The Danish Girl (A Rapariga Dinamarquesa), o mais recente trabalho de Tom Hooper, entra automaticamente em paralelismos com A Teoria de Tudo, de James Marsh. Sim, a biografia de Stephen Hawking tem muito de comum com a história de vida da primeira transexual do mundo.

O elo número um está à vista de todos: Eddie Redmayne protagoniza e novamente num trabalho de metamorfose (sem falar dos camaleónicos maneirismos) onde terá que passar por uma constante transformação que, ditará não só o seu destino, mas o da sua cônjuge. Aí passamos para a segunda ligação entre os dois filmes: ambos visam dois seres inadaptados na sociedade, e são narrados sob a perspetiva das suas esposas mártires, que embora sejam lutadoras e cúmplices sentem-se vulneráveis a recaídas e dúvidas quanto às batalhas que travam. Assim viramos para o terceiro e último elo: o facto de serem dois filmes biográficos distintos, mas consolidados com um gosto e requinte pelo academismo formal. Neste caso, A Rapariga Dinamarquesa é pontuada pela veia classicista de Tom Hooper, que foi há alguns anos consagrado com o Óscar por O Discurso do Rei. Nesse sentido, tudo resulta numa obra longe da provocação e apenas conformada com as convenções e esquematização do género das cinebiografias.

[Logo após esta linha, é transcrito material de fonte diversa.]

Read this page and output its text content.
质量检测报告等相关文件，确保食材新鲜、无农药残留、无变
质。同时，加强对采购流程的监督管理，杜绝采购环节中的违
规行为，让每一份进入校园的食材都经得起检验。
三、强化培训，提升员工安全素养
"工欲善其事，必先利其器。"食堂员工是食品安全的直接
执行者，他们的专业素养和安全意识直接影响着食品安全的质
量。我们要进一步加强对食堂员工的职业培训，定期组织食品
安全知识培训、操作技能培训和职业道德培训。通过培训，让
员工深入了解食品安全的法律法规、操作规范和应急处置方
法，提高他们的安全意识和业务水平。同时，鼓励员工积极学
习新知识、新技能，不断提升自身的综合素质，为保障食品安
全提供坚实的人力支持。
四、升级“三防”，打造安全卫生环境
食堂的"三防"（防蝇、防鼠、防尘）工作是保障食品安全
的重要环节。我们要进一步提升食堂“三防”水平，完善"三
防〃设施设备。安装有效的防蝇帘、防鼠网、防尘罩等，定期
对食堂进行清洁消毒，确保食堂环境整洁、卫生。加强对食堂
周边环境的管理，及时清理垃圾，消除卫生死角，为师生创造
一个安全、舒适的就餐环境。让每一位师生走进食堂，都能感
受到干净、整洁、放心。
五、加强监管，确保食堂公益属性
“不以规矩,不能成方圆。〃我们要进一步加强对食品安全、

Outras razões que levam A Rapariga Dinamarquesa a ser simplesmente inofensivo é o facto de nunca saber explorar o lado psicológico das suas personagens, oferecendo outro retrato falhado sobre a transexualidade e o travestismo, tratando ambos os “diagnósticos” como vícios narcóticos. É um olhar desentendido e radical a uma complexidade comportamental e sexual, dando a sugerir que a crise de identidade do nosso Einar Wegener (Redmayne) começou no preciso momento em que a sua esposa, a artista Gerda (Vikander), o incentivou a travestir-se para substituir uma modelo. Por outras palavras, foi uma casualidade que levou Einar a converter-se em Lili Elbe, que no futuro se tornaria num exemplo para os seres inconformados com o seu corpo e género.

Infelizmente o filme recorre ao básico sentido de “recontar” as passagens, de ilustrar eventos e nunca, mas nunca, aufere uma maior dimensão às suas figuras. Como consolo, os desempenhos são verdadeiros mimos: Eddie Redmayne confirma a sua eficácia em “mascarar-se” face aos desafios interpretativos que a sua carreira parece prover, mas é em Alicia Vikander que curiosamente as atenções reincidem. Para além de partilhar o protagonismo com oscarizado ator de A Teoria de Tudo, a atriz sueca –  que tem estado em destaque nos últimos anos – consegue acompanhar a sua jornada martirológica com graciosidade, transcendendo emocionalmente a sua personagem,  indevidamente mal tratada pelos argumentistas e nunca sustentada pelo realizador – o qual tem aqui o seu trabalho tecnicamente mais desleixado da sua filmografia.

Podia A Rapariga Dinamarquesa ser um grande filme? Podia, e tinha tudo para o ser, mas não foi.

O melhor – Os desempenhos
O pior – o tratamento esquemático e sem profundidade de um tema delicado. Um oportunidade desperdiçada.